Nebius, positioned as an AI-oriented infrastructure and cloud service provider, is supported by upward revisions to its earnings expectations. Looking ahead, the market expects its sales to grow by 376% next year.
CoreWeave, a trigger for last year's "AI sell-off," has completed the initial chip delivery for OpenAI at its Texas data center. According to CoreWeave executives, the company rapidly scaled from "delivering a few racks" in mid-November last year to over 16,000 GPUs by the end of December.
This progress marks CoreWeave's recovery from the revenue hit it suffered in Q4 last year due to delays from data center suppliers.
2. TSMC's Earnings Provide Fundamental Support
For new cloud service providers like CoreWeave and Nebius, TSMC's performance validates their business models.
Since the entire value proposition of AI cloud providers depends on access to cutting-edge AI chips, TSMC's explosive quarterly results and forward guidance alleviate two major risks:
On the supply side, TSMC's record manufacturing yields and capacity expansion mean CoreWeave and Nebius can fulfill their multi-billion dollar order backlogs.

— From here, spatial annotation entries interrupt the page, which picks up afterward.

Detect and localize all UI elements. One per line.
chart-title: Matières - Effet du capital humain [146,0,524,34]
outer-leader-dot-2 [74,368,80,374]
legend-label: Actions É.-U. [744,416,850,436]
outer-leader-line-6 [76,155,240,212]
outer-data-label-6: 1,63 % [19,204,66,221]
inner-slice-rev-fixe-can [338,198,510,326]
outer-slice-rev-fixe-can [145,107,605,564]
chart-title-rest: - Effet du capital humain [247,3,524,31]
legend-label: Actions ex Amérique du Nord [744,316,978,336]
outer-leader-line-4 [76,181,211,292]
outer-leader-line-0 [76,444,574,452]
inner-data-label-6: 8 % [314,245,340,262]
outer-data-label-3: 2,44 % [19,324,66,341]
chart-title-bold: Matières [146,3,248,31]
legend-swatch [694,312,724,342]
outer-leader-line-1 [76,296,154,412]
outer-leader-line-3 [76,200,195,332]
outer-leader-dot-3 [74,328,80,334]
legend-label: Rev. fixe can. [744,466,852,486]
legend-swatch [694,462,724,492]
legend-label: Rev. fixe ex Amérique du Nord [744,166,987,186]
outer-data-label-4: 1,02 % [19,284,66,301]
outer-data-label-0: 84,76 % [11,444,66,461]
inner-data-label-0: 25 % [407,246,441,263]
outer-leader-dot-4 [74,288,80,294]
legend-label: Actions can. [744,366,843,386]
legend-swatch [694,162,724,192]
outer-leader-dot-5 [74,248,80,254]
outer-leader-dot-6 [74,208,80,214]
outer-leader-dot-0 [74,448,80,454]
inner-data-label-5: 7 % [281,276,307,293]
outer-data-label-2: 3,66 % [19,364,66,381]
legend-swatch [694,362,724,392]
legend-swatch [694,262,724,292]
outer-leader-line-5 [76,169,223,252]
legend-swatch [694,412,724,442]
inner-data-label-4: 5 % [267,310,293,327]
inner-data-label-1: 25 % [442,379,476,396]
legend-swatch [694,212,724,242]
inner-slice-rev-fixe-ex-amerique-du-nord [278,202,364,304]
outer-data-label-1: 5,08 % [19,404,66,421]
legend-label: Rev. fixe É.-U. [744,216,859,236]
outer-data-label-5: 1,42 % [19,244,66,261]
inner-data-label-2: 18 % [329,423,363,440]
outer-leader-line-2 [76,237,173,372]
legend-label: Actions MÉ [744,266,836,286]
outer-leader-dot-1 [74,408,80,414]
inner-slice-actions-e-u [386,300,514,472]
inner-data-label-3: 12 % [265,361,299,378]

Regarding demand strength, when the world's largest foundry raises its 2026 capital expenditure to between $52 and $56 billion, it indicates that tech companies are still placing large, long-term orders for AI chips.
TSMC's gross margin reaching 62.3% proves the industry is not only growing but also highly profitable, essentially quelling "AI bubble" concerns.
Zacks Investment Research cautions that volatility remains the norm in this "AI Cloud" niche. However, judging from price action and shifts in expectations, market risk appetite is returning to more narrowly focused, crowded trades like AI infrastructure and "AI Cloud," making this capital rotation trend worth continued monitoring.